If the zeroes of the quadratic polynomial x2+(a+1)x+b are 2&-3, then:
Answers
Step-by-step explanation:
According to the problem statement, we are given a quadratic polynomial x2+(a+1)x+b having 2 and -3 as zeroes. Therefore, α=2 and β=−3. So, the respective values are a = 0 and b = -6. Therefore, option (d) is correct.
Answer:
a = 0, b = -6
Step-by-step explanation:
p(x) = x² + (a + 1)x + b
Zeroes of this polynomial are 2 and (-3). This means if we put 2 and (-3) as x in the above equation, we should get 0.
p(2) = 2² + (a + 1)2 + b = 0
4 + 2a + 2 + b = 0
2a + b + 6 = 0 (First Equation)
p(-3) = (-3)² + (a + 1)(-3) + b = 0
9 - 3a - 3 + b = 0
-3a + b + 6 = 0 (Second Equation)
Now, we have two equations and two variables.

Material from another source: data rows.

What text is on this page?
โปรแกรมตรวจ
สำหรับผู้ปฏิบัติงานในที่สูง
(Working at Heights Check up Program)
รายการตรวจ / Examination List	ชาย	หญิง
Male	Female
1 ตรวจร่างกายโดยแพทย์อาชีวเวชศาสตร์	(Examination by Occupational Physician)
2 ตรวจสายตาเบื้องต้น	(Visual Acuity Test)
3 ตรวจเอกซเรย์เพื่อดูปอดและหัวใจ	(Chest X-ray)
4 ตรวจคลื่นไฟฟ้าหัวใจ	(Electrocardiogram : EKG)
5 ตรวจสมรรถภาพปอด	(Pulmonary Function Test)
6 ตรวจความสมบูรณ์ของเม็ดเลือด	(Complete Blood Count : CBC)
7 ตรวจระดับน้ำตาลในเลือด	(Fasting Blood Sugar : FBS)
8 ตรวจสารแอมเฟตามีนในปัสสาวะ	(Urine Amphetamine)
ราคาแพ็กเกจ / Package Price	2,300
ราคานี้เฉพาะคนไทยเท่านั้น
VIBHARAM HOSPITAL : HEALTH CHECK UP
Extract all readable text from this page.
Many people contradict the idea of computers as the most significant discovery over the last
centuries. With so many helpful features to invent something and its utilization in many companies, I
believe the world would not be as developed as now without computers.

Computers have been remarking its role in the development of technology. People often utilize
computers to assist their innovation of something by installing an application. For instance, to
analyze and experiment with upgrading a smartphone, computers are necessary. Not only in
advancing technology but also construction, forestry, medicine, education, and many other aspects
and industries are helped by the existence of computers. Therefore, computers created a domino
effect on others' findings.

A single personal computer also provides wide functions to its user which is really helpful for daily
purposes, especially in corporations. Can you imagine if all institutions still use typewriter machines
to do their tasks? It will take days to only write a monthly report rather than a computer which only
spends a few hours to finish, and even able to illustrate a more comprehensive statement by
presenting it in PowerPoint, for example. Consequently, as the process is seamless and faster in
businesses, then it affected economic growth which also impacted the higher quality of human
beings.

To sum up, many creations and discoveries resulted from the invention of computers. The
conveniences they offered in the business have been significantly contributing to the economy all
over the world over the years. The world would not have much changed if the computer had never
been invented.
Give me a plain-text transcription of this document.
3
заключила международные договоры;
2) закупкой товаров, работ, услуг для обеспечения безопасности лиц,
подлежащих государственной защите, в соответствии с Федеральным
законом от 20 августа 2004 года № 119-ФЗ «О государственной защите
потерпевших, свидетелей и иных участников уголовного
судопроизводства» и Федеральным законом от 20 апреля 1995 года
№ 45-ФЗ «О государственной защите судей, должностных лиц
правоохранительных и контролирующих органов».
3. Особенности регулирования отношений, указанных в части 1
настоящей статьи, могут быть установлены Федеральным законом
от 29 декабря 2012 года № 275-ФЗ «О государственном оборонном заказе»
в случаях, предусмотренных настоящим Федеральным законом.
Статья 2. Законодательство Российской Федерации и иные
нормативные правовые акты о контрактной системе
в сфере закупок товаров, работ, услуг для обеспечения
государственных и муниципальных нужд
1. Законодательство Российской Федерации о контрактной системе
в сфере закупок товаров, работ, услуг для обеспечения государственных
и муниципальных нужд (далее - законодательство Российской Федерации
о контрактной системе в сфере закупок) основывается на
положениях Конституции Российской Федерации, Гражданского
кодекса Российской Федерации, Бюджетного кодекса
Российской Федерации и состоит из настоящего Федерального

So we can find the values of a and b.
First Equation: 2a + b + 6 = 0
b = -2a - 6
Put the value of b obtained here in the second equation.
Second Equation: -3a + b + 6 = 0
-3a + (-2a - 6) + 6 = 0
-3a - 2a - 6 + 6 = 0
-5a = 0
a = 0
Now, find the value of b.
b = -2a - 6
b = -2(0) - 6
b = 0 - 6
b = -6